Considering that there are 2,500 games in a MLB season 50 or more games like this happening a year is probable. Like I said, in 10 seconds of googling I found an example game. I’m sure there are a lot more out there.
But it’s precisely because a comeback from 7 runs has happened that the unwritten rules are garbage.
I can understand the intent behind them; if you’re up 10 in the 9th inning, why are you running? But a 7 run game in the 5th is winnable. It happens every year and it would behoove teams to try to win games. If the other team doesn’t like it, they can suck an egg (or throw the guy out at second).
I recall a manager saying in similar circumstances (paraphrased), “I won’t try to score one more run if [the other manager] will promise he won’t score seven.”

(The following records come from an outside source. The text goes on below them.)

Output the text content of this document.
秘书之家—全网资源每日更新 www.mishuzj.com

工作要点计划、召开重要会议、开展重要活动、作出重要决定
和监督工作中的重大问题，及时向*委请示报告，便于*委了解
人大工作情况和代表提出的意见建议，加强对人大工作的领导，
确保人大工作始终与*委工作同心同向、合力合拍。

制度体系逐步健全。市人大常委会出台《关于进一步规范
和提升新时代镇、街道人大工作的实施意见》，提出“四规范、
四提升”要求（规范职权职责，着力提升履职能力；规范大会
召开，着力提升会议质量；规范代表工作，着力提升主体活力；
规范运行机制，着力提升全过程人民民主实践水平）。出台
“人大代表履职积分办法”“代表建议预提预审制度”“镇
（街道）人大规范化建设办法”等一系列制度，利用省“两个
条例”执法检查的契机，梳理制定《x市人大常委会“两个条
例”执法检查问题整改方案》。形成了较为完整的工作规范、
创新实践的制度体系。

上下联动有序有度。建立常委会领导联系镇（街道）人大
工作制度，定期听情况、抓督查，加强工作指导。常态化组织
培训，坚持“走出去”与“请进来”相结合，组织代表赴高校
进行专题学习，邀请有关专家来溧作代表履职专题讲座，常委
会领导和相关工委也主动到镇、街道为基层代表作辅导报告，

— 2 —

I’m not arguing for or against the rules - just that a 2% chance of winning is both insignificant and extremely rare. However, it seems to me that people who get paid to play this game have noticed a few trends, and are willing to dial it back a few notches so that they get a near-certainty over with so they can go home. There are 162 games in a season - that’s a long, hard, grueling schedule. I don’t begrudge anyone for coming to a near-universally agreed upon understanding to alleviate that just a little bit.
Overcoming a ten-run deficit in the last inning is possible too (I think the record ninth-inning deficit overcome in MLB is eight runs; certainly bigger ones have happened in other leagues). In any such case, if the team that’s behind scores a few and starts to look like they’re really making a game of it, the perception changes.